LOOPER - ASSASSINOS DO FUTURO, de Rian Johnson

"Looper" - EUA/CHI - 2012 - Sci-fi/Ação - 119min. Roteiro de Rian Johnson. Com Bruce Willis, Joseph Gordon-Levitt, Emily Blunt, Jeff Daniels, Paul Dano, Piper Perabo, Noah Segan, Pierce Gagnon, Qing Xu.


A IGNORÂNCIA É UMA BÊNÇÃO
Natureza do vilão escondida até o terceiro ato e poucas concessões fazem de Looper - Assassinos do Futuro uma verdadeira pérola

"Há alguma coisa lá fora, nos esperando. E não é um homem. Vamos todos morrer."

Essa frase aparece lá pela metade do sensacional O Predador (John McTiernan, 1987), quando o personagem Billy (Sonny Landham) é questionado sobre o motivo do seu medo. Imagine que você nunca tivesse ouvido falar do tal alienígena caçador e estivesse assistindo ao filme sem a menor expectativa sobre a natureza da criatura que os soldados liderados por Arnold Schwarzenegger enfrentariam mais adiante. Frio na espinha, certo? Outro ótimo exemplo é O Sexto Sentido (M. Night Shyamalan, 1999). Sem a expositiva campanha de marketing, o "oooooooh" de surpresa que se ouviu no cinema quando se revela a natureza do personagem de Bruce Willis teria ocorrido uma vez antes, assim que Cole dissesse a célebre frase "I see dead people". Como seria se ninguém soubesse que o menino Cole via fantasmas antes de entrar no cinema, evidentemente o objetivo de Shyamalan ao conceber o roteiro?

Mas que diabos, é preciso vender os filmes.

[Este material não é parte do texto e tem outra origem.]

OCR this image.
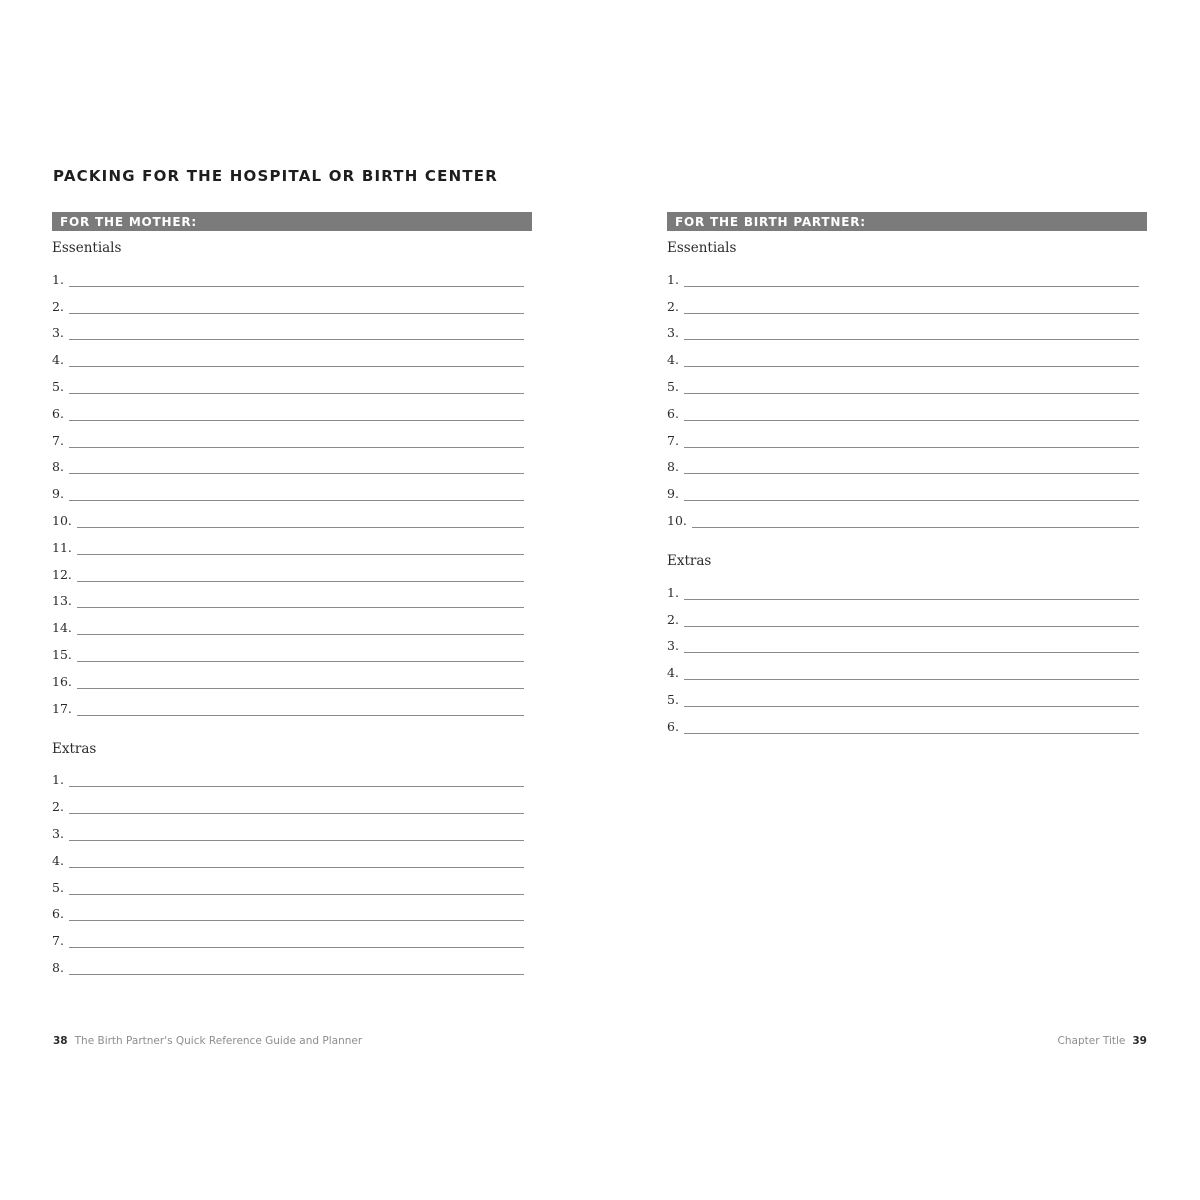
PACKING FOR THE HOSPITAL OR BIRTH CENTER
FOR THE MOTHER:
Essentials
1.
2.
3.
4.
5.
6.
7.
8.
9.
10.
11.
12.
13.
14.
15.
16.
17.
Extras
1.
2.
3.
4.
5.
6.
7.
8.
FOR THE BIRTH PARTNER:
Essentials
1.
2.
3.
4.
5.
6.
7.
8.
9.
10.
Extras
1.
2.
3.
4.
5.
6.
38 The Birth Partner's Quick Reference Guide and Planner	Chapter Title 39
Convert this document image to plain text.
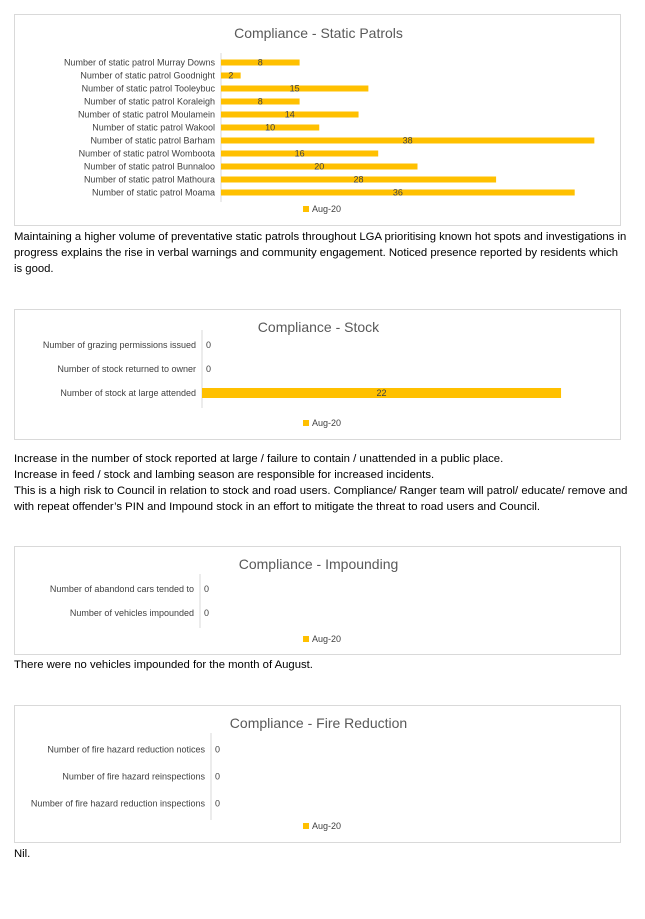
Compliance - Static Patrols
Number of static patrol Murray Downs	8
Number of static patrol Goodnight 2
Number of static patrol Tooleybuc	15
Number of static patrol Koraleigh	8
Number of static patrol Moulamein	14
Number of static patrol Wakool	10
Number of static patrol Barham	38
Number of static patrol Womboota	16
Number of static patrol Bunnaloo	20
Number of static patrol Mathoura	28
Number of static patrol Moama	36
Aug-20

Maintaining a higher volume of preventative static patrols throughout LGA prioritising known hot spots and investigations in progress explains the rise in verbal warnings and community engagement. Noticed presence reported by residents which is good.

Compliance - Stock
Number of grazing permissions issued 0
Number of stock returned to owner 0
Number of stock at large attended	22
Aug-20

Increase in the number of stock reported at large / failure to contain / unattended in a public place.

Increase in feed / stock and lambing season are responsible for increased incidents.

This is a high risk to Council in relation to stock and road users. Compliance/ Ranger team will patrol/ educate/ remove and with repeat offender’s PIN and Impound stock in an effort to mitigate the threat to road users and Council.

Compliance - Impounding
Number of abandond cars tended to 0
Number of vehicles impounded 0
Aug-20

There were no vehicles impounded for the month of August.

Compliance - Fire Reduction
Number of fire hazard reduction notices 0
Number of fire hazard reinspections 0
Number of fire hazard reduction inspections 0
Aug-20

Nil.
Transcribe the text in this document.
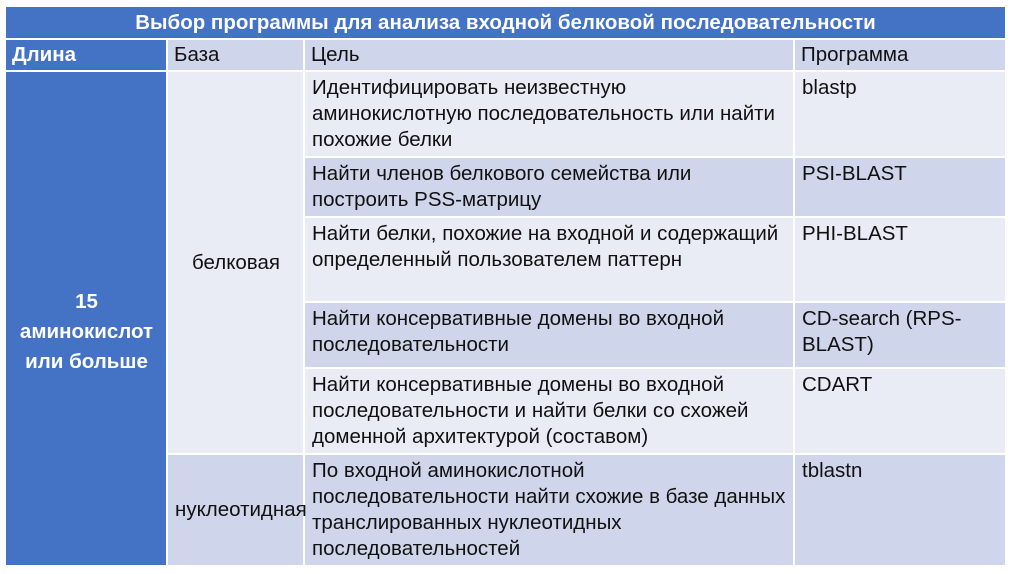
Выбор программы для анализа входной белковой последовательности			
Длина	База	Цель	Программа
15 аминокислот или больше	белковая	Идентифицировать неизвестную аминокислотную последовательность или найти похожие белки	blastp
		Найти членов белкового семейства или построить PSS-матрицу	PSI-BLAST
		Найти белки, похожие на входной и содержащий определенный пользователем паттерн	PHI-BLAST
		Найти консервативные домены во входной последовательности	CD-search (RPS-BLAST)
		Найти консервативные домены во входной последовательности и найти белки со схожей доменной архитектурой (составом)	CDART
	нуклеотидная	По входной аминокислотной последовательности найти схожие в базе данных транслированных нуклеотидных последовательностей	tblastn
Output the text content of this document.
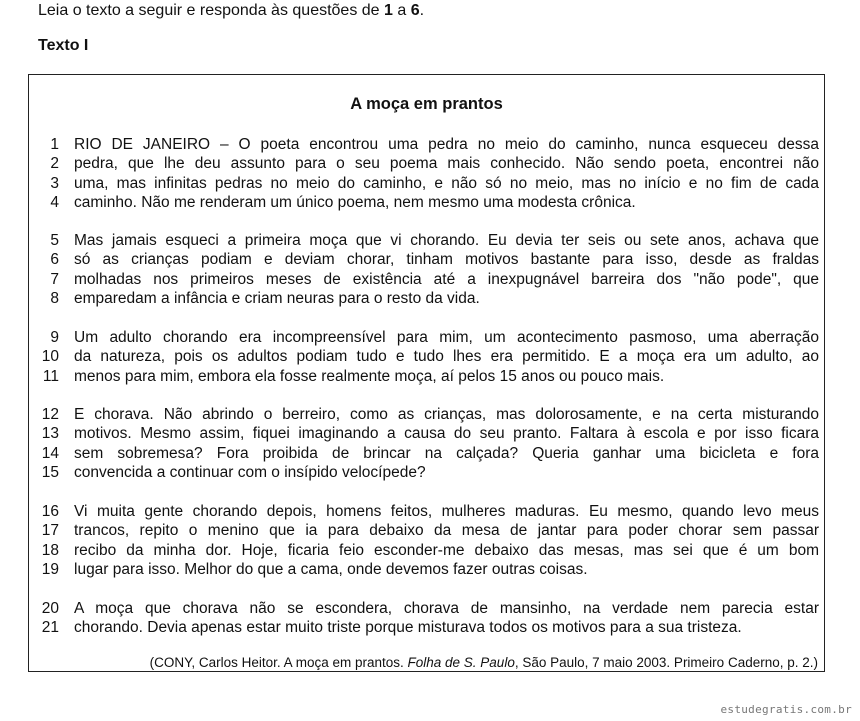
Leia o texto a seguir e responda às questões de 1 a 6.
Texto I
A moça em prantos
1 RIO DE JANEIRO – O poeta encontrou uma pedra no meio do caminho, nunca esqueceu dessa
2 pedra, que lhe deu assunto para o seu poema mais conhecido. Não sendo poeta, encontrei não
3 uma, mas infinitas pedras no meio do caminho, e não só no meio, mas no início e no fim de cada
4 caminho. Não me renderam um único poema, nem mesmo uma modesta crônica.
5 Mas jamais esqueci a primeira moça que vi chorando. Eu devia ter seis ou sete anos, achava que
6 só as crianças podiam e deviam chorar, tinham motivos bastante para isso, desde as fraldas
7 molhadas nos primeiros meses de existência até a inexpugnável barreira dos "não pode", que
8 emparedam a infância e criam neuras para o resto da vida.
9 Um adulto chorando era incompreensível para mim, um acontecimento pasmoso, uma aberração
10 da natureza, pois os adultos podiam tudo e tudo lhes era permitido. E a moça era um adulto, ao
11 menos para mim, embora ela fosse realmente moça, aí pelos 15 anos ou pouco mais.
12 E chorava. Não abrindo o berreiro, como as crianças, mas dolorosamente, e na certa misturando
13 motivos. Mesmo assim, fiquei imaginando a causa do seu pranto. Faltara à escola e por isso ficara
14 sem sobremesa? Fora proibida de brincar na calçada? Queria ganhar uma bicicleta e fora
15 convencida a continuar com o insípido velocípede?
16 Vi muita gente chorando depois, homens feitos, mulheres maduras. Eu mesmo, quando levo meus
17 trancos, repito o menino que ia para debaixo da mesa de jantar para poder chorar sem passar
18 recibo da minha dor. Hoje, ficaria feio esconder-me debaixo das mesas, mas sei que é um bom
19 lugar para isso. Melhor do que a cama, onde devemos fazer outras coisas.
20 A moça que chorava não se escondera, chorava de mansinho, na verdade nem parecia estar
21 chorando. Devia apenas estar muito triste porque misturava todos os motivos para a sua tristeza.
(CONY, Carlos Heitor. A moça em prantos. Folha de S. Paulo, São Paulo, 7 maio 2003. Primeiro Caderno, p. 2.)
estudegratis.com.br
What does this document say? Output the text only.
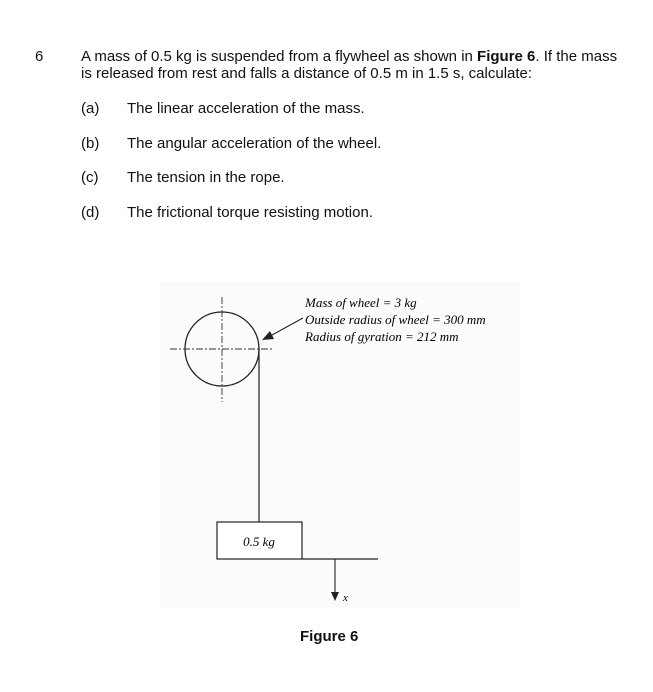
6	A mass of 0.5 kg is suspended from a flywheel as shown in Figure 6. If the mass is released from rest and falls a distance of 0.5 m in 1.5 s, calculate:
(a) The linear acceleration of the mass.
(b) The angular acceleration of the wheel.
(c) The tension in the rope.
(d) The frictional torque resisting motion.
0.5 kg
x
Mass of wheel = 3 kg
Outside radius of wheel = 300 mm
Radius of gyration = 212 mm
Figure 6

Principalmente os caros, que ficam mais caros exatamente por causa da campanha de marketing. E não adianta gastar tanto dinheiro e o espectador não se interessar em ir ao cinema, certo? Por isso, o excesso de informações em dois minutos de trailer. O triste é que, para muitos filmes, a divulgação precoce do enredo, trailers demasiado expositivos e o marketing agressivo enfraquecem a experiência do espectador. 

O que me traz a esse Looper, lançado há pouco em DVD/Blu Ray. Nas divulgações que vi, pouco da enxuta trama foi revelado. Evitei procurar muito sobre o filme, não li resenhas ou críticas. Soube apenas que Willis e Levitt interpretam o mesmo personagem em épocas diferentes, que são assassinos profissionais incumbidos de matar pessoas enviadas de trinta anos no futuro e que eles se encontram no presente do "Joe" mais jovem . Não fica claro se são aliados ou antagonistas, nem qual motivo traz o velho Joe ao passado. E quem é o vilão? Joe jovem? Joe velho? O chefe deles? Só é possível saber assistindo ao filme e, mesmo quando se descobre o personagem, ainda há outra surpresa envolvendo sua natureza. Isso é ótimo e, sem dúvida, causa um prazer adicional ao subir dos créditos.

Se a maquiagem de Levitt não é das melhores, com aqueles olhos exageradamente tristonhos, sua imitação de Bruce Willis até convence. A ação é bacana e correta, mas acertadamente não domina o filme. E Emily Blunt? Bem, Emily Blunt surge linda sem lobisomens ao redor e com uma missão mais difícil que a de Joe: ser mãe.

Willis, o astro de ação veterano mais respeitado do mercado (basta lembrar dos seus contemporâneos), entende que seu personagem tem mais camadas do que exige uma simples fita de tiros e explosões, e não faz feio. Sabendo tudo o que ocorre daquele momento passado até seu presente, o "Joe velho" precisa garantir a manutenção de um destino que ele já atingiu, mas desconhecido (e indiferente) para seu eu mais jovem. Por este motivo, o papel fundamental da trama cabe à Levitt: solitário e cético, ele precisa entender sua parte naquilo tudo em um curto espaço de tempo presente, sob pena de destruir não apenas o seu futuro, mas de toda a humanidade.

NOTA: 

Em tempo: esse trailer (o 1º divulgado) não entrega nada demais sobre a trama, apenas apresenta os personagens. Já o trailer 2 (que sabiamente assisti somente hoje, para escolher qual divulgar no post) indica pontos importantes da história, inclusive cenas finais do filme. Quem ingere muitos alimentos ricos em fosfato, não deve assistir antes de ver a fita. Como eu disse na resenha de O Caçador: em um mundo perfeito, as pessoas procurariam resenhas de um filme somente após assistí-lo.